O jovem relatou que as chamadas seriam para falar com um homem chamado “Demerson”. Mesmo informando repetidamente que não conhecia a pessoa procurada, ele continuou sendo acionado pela central de atendimento da empresa.
Alegações
O estudante alegou se sentir cansado da situação e de ter sua rotina prejudicada. Ele decidiu gravar algumas conversas para usar como provas na ação. Segundo a defesa do jovem, ele estava buscando emprego e precisava atender as ligações, já que poderiam ser oportunidades de trabalho e argumentou que o “bombardeio” de chamadas “lhe tirou o foco e a paz”.

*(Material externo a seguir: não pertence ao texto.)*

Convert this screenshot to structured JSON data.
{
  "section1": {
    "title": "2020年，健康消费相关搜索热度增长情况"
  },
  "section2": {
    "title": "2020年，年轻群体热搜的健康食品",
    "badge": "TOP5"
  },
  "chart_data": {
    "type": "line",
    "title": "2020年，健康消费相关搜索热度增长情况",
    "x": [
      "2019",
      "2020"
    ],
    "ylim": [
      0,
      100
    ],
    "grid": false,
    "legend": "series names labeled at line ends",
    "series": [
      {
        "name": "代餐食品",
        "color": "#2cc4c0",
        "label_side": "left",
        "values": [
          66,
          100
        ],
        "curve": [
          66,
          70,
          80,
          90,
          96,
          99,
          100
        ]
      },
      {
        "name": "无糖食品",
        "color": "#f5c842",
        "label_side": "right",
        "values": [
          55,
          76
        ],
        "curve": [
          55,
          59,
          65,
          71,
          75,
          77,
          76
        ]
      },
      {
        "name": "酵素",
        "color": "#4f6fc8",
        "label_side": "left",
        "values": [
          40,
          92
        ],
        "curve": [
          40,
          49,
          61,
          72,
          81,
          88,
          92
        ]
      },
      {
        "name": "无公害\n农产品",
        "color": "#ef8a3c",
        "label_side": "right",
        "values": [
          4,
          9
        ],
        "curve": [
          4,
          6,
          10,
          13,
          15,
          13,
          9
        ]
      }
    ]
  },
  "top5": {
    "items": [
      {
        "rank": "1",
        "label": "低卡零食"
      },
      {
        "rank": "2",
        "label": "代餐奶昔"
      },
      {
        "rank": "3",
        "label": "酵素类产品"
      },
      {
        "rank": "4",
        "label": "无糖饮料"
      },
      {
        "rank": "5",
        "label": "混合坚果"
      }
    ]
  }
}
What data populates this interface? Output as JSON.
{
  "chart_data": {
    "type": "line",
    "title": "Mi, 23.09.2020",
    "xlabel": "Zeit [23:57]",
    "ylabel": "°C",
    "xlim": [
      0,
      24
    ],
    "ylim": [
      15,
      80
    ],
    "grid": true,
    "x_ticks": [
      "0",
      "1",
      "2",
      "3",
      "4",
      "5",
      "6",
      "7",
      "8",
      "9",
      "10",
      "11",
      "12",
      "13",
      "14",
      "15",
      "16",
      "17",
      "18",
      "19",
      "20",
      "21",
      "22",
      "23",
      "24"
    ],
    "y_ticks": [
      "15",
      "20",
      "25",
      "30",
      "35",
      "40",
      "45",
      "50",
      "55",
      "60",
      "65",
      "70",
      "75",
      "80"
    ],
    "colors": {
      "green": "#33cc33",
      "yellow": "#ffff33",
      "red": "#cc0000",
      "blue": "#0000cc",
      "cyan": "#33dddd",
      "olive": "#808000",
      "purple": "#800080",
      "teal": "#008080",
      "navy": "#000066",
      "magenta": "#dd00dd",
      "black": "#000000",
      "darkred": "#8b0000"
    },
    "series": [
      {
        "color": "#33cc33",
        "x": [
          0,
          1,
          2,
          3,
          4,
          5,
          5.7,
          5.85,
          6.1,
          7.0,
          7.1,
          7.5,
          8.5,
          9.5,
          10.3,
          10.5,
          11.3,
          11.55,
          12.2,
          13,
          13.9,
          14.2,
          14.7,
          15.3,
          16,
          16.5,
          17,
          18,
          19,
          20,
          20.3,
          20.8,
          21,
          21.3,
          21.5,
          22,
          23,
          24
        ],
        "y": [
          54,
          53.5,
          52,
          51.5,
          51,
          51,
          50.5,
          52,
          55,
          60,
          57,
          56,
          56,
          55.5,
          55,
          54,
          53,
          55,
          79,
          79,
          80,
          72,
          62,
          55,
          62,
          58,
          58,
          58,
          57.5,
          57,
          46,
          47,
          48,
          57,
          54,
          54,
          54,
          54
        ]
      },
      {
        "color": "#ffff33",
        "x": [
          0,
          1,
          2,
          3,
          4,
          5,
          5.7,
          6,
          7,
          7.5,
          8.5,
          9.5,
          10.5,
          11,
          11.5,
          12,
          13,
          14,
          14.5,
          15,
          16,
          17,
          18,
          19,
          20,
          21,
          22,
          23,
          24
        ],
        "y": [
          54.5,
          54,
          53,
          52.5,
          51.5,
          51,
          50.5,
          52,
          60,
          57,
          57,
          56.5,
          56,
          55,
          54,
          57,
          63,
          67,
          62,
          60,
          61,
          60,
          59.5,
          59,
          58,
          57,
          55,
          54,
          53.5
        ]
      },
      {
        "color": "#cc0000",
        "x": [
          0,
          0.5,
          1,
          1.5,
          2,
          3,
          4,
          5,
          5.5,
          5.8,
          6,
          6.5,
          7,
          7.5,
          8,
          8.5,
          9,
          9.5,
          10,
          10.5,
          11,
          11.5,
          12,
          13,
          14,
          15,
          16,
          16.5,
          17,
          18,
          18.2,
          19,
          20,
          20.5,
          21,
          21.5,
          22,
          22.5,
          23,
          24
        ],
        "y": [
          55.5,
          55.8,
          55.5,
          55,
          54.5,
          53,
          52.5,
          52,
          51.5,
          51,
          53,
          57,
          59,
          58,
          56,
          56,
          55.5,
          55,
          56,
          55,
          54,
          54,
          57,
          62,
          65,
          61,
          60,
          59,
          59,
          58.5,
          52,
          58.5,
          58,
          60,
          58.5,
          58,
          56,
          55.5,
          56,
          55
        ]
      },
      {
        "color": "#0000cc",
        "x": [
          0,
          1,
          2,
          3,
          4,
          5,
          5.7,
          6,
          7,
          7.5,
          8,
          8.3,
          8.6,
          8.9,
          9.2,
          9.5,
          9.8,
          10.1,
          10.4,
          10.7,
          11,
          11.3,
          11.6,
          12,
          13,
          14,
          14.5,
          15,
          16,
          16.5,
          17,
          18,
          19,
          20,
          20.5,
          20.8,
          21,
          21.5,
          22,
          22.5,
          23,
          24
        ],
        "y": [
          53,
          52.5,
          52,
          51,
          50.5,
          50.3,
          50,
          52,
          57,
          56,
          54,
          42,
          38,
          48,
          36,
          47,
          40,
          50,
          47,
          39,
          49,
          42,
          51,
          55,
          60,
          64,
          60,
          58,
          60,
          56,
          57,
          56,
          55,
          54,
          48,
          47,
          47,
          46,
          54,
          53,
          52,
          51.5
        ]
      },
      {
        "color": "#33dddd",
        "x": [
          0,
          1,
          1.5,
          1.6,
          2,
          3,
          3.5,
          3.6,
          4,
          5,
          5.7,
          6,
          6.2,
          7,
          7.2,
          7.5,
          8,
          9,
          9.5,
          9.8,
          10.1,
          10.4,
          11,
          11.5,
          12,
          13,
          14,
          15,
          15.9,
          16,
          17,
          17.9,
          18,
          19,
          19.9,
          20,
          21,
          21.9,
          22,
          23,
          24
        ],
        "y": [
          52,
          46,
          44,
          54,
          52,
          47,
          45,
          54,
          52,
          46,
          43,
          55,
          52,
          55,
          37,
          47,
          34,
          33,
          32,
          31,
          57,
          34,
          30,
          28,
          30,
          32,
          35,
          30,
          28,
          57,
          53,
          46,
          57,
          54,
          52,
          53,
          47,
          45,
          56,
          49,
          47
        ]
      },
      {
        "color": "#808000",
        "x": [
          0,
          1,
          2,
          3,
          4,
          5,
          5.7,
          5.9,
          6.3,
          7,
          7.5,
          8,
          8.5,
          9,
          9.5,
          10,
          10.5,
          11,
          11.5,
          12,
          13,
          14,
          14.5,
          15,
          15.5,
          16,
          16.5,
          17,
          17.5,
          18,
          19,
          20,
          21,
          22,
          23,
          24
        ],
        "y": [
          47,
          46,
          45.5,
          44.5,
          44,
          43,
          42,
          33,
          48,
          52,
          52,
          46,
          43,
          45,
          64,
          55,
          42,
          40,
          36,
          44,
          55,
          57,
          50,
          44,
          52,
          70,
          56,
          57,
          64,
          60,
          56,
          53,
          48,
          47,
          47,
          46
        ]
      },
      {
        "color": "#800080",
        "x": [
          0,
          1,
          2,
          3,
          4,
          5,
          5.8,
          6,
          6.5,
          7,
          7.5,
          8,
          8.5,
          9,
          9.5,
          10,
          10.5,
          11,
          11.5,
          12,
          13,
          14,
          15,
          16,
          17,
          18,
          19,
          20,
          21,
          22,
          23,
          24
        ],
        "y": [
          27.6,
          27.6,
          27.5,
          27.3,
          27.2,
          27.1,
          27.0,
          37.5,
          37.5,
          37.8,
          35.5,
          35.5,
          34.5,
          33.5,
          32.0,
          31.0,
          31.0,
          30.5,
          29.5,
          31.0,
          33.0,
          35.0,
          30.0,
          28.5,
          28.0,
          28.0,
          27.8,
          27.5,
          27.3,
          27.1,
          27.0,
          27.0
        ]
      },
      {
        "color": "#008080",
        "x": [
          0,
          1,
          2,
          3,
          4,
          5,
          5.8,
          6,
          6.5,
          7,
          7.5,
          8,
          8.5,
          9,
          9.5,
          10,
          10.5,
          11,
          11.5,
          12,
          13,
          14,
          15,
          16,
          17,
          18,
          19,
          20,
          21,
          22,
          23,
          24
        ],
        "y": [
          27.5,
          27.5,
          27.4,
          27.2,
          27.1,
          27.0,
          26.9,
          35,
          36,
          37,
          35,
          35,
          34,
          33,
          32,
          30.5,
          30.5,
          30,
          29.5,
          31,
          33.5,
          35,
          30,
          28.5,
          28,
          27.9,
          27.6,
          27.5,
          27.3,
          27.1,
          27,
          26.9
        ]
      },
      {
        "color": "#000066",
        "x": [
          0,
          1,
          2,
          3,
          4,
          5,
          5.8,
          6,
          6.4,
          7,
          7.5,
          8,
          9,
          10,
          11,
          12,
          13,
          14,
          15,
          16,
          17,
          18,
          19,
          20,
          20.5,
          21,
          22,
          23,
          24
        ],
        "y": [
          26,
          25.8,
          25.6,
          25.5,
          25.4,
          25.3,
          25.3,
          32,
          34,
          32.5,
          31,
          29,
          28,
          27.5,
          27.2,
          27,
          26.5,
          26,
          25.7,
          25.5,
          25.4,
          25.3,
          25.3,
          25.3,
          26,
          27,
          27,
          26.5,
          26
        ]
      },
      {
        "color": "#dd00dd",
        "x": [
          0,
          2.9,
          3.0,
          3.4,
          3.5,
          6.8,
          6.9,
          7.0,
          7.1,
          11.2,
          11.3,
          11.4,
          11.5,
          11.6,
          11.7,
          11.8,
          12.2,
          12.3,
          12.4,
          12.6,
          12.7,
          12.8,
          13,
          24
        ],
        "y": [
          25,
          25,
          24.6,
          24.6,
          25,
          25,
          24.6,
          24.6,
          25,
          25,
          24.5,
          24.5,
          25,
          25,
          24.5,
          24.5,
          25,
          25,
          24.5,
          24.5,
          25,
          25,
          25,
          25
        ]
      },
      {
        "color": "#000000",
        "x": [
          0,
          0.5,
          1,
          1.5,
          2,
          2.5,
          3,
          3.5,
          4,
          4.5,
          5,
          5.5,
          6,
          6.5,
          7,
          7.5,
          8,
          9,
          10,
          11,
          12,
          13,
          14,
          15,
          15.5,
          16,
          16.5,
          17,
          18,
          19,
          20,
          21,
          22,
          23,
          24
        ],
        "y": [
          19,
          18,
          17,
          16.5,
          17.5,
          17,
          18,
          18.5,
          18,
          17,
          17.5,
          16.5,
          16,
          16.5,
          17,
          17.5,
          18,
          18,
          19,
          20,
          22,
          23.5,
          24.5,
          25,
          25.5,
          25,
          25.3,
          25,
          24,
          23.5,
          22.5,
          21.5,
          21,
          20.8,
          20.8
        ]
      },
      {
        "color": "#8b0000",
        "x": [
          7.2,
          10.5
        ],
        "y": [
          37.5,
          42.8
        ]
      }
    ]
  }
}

Na defesa apresentada à Justiça, a Claro alegou que o estudante poderia ter solicitado facilmente a suspensão das chamadas, registrando reclamação no SAC ou se cadastrando nas listas “Não perturbe”, do Ministério das Comunicações, ou “Não me ligue”, do Procon. Para a operadora, não houve excesso de contatos e “há significativos intervalos entre as chamadas, de modo a fragilizar o argumento de demasiado incômodo e prejuízo da rotina”.